Dive 03: Coral Hotspot
On March 11, scientists explored Carondelet Reef within the Phoenix Islands Protected Area. This was the first deep dive ever conducted in the area. The dive was the most biologically diverse of the dives on the expedition thus far, with scientists documenting at least 32 species of corals, over 21 species of other invertebrates, and five species of fishes. Video courtesy of the NOAA Office of Ocean Exploration and Research, Discovering the Deep: Exploring Remote Pacific MPAs. Download (mp4, 22.6 MB)
This dive was the most biologically diverse of the dives on the expedition thus far, with scientists documenting at least 32 species of corals, over 21 species of other invertebrates, and five species of fishes. The dive track was on the southwest ridge of Carondelet Reef within the Phoenix Islands Protected Area (PIPA). The first deep dive in this area. The dive began around 1,840 meters and finished along a gradual ridge at 1,587 meters. The start of the dive, in the first 20 meters, was very speciose with at least 11 species of corals, including two types of octocorals (some with eggs), stony corals, four black corals with two branched forms and whips, and large bamboo colonies attached to steep rock faces, plus two species of sponges, and several associates. Hemicorallium was the first precious coral observed on the dives thus far. Most of the fan corals were oriented perpendicular to the dominant current, flowing from the northwest to the southeast. As Deep Discoverer moved upslope, new corals seen included species of black coral, rock pens, sea pens, octocorals, soft corals, and bamboo corals. Cup corals were the only scleractinians documented on the dive. Five species of fish were observed: cutthroat eels not observed on previous dives within American Samoa at similar depths, batfish, and a bristlemouth.
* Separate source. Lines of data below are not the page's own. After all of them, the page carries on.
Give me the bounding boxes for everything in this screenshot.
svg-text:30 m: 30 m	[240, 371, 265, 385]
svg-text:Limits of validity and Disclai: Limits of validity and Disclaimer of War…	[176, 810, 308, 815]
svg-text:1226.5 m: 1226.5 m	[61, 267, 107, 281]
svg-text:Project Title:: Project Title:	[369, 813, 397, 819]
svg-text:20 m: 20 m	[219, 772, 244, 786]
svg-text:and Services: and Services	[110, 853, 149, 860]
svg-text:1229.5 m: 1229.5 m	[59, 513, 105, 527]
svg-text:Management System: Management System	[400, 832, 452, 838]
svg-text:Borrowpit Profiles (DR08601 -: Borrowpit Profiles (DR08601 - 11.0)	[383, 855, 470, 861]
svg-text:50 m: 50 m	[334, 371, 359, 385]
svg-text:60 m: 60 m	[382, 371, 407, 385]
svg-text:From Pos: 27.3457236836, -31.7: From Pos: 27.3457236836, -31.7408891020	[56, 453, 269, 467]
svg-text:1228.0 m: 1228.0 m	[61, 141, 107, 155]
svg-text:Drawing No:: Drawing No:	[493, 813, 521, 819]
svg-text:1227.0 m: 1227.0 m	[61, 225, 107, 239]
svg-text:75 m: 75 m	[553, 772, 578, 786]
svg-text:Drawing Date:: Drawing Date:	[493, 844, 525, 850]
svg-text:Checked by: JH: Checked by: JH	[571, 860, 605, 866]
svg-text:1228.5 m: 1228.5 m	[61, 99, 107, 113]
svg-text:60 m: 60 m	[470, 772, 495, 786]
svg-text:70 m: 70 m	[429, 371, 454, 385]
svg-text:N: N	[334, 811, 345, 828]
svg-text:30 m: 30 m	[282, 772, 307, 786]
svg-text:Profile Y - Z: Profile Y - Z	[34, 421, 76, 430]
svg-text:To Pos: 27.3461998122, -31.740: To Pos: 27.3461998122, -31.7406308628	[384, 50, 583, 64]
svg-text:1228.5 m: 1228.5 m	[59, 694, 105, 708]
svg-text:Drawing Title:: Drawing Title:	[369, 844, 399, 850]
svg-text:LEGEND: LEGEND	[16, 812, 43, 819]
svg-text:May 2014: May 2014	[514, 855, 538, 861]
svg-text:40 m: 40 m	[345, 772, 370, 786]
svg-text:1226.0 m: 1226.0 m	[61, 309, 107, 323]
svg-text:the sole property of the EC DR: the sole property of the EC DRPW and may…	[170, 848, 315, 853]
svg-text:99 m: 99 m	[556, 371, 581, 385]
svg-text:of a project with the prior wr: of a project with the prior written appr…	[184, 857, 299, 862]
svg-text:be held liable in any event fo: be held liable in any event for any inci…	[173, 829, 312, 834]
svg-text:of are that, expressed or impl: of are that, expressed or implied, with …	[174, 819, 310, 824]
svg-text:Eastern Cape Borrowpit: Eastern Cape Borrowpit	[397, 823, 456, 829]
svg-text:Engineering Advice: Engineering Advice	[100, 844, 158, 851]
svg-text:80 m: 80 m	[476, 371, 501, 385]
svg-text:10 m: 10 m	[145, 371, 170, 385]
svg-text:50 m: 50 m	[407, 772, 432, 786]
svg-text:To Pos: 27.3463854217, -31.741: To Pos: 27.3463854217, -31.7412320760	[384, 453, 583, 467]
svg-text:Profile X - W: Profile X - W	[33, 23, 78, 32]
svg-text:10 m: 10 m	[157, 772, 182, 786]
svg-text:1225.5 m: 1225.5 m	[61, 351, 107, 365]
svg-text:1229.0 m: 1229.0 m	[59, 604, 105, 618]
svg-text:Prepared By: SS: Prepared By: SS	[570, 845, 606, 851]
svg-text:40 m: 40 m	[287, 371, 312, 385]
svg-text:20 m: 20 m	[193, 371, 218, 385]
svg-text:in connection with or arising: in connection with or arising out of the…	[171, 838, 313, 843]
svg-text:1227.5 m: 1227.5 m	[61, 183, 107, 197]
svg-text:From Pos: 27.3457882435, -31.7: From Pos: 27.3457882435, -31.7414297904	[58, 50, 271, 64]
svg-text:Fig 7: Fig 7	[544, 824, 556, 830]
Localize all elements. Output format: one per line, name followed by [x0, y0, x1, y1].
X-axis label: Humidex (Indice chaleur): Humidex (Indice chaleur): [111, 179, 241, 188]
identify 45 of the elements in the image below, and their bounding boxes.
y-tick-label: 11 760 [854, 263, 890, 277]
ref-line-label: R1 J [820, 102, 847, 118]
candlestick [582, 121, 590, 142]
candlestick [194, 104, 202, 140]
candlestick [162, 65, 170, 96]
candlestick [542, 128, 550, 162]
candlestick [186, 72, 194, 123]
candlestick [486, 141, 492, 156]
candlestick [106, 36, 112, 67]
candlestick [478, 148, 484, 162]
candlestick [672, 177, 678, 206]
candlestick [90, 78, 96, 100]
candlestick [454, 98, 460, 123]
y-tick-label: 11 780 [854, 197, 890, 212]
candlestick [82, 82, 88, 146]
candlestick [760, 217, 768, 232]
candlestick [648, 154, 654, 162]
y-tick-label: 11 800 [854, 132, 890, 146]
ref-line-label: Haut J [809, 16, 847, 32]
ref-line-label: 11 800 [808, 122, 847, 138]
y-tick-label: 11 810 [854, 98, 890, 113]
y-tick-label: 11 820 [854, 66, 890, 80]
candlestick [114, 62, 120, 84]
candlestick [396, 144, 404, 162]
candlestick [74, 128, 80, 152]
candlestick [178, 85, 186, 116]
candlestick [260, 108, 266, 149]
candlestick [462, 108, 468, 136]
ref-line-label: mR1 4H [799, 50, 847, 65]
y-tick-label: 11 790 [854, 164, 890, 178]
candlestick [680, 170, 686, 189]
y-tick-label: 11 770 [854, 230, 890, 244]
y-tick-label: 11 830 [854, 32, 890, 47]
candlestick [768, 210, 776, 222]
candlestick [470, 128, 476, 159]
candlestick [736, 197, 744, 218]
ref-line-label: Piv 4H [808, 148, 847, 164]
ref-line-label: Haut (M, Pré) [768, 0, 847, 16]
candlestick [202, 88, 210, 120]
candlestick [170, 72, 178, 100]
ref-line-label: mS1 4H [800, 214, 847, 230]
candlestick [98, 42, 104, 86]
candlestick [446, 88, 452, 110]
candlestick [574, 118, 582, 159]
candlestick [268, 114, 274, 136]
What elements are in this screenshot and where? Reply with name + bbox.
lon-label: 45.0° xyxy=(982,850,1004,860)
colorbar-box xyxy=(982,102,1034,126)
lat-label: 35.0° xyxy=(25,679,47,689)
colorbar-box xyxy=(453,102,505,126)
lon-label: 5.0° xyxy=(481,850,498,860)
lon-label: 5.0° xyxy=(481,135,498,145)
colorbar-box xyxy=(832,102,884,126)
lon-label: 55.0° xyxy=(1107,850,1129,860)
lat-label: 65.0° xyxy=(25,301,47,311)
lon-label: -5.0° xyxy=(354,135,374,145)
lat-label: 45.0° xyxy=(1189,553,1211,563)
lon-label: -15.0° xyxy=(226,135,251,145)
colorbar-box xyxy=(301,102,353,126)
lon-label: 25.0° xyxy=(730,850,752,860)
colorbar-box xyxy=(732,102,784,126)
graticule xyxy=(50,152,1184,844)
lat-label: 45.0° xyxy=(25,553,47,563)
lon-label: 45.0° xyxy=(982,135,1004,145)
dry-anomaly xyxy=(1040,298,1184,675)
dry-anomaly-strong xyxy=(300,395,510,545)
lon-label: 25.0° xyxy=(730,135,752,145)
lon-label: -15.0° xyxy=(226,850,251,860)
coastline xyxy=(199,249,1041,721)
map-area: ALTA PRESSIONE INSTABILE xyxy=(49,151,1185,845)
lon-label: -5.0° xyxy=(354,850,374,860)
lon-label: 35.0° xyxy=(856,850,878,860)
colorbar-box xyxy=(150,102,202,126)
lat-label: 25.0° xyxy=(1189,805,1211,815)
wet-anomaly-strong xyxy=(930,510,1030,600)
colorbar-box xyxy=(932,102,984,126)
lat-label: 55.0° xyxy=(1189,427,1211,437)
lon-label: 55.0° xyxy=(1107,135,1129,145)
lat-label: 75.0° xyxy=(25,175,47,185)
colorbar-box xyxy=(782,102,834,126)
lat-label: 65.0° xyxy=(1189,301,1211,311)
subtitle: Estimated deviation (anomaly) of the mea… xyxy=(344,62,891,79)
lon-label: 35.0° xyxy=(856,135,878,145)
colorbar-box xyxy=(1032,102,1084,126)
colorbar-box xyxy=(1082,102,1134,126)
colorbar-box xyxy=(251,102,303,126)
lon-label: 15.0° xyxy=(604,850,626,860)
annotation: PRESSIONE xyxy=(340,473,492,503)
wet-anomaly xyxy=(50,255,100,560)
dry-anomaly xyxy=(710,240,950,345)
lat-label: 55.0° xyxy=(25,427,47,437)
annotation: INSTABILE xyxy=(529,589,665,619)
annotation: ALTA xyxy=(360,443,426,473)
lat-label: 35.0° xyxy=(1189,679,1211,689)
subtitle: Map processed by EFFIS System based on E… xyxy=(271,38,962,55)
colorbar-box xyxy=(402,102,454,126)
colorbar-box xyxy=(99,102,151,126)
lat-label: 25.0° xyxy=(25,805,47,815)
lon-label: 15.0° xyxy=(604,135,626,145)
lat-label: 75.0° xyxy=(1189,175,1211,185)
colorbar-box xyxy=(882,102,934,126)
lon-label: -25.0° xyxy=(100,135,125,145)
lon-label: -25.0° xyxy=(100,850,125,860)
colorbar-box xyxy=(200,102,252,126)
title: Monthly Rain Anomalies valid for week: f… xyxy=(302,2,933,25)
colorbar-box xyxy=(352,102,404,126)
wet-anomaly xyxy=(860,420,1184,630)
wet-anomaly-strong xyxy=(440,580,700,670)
At the gently sloped terrain at around 1,700 meters depth, there were more sedimented ledges and sediment-filled rock fissures. The substrate had several long (greater than one meter) bamboo coral whips and a large bamboo colony, estimated to be 300 years old, with several tendrils securing it to the steep rock ledge. Scientist sampled an octocoral and an unknown sponge with associates. The underside of rock ledges were often populated by small colonies of octocorals. Notable non-coral observations included sponges, predation by a sea star on a bamboo whip, crab with an anemone clasped by its posterior limbs, a benthic siphonophore resembling a pipe organ, and a roughly 17 centimeter-long ribbon worm. With nothing previously known about the deep-sea fauna within PIPA, these observations will help with management of biological resources in the protected area. Future dives will clarify if the diversity and abundance of fauna present on Carondelet Reef is representative of the broader region.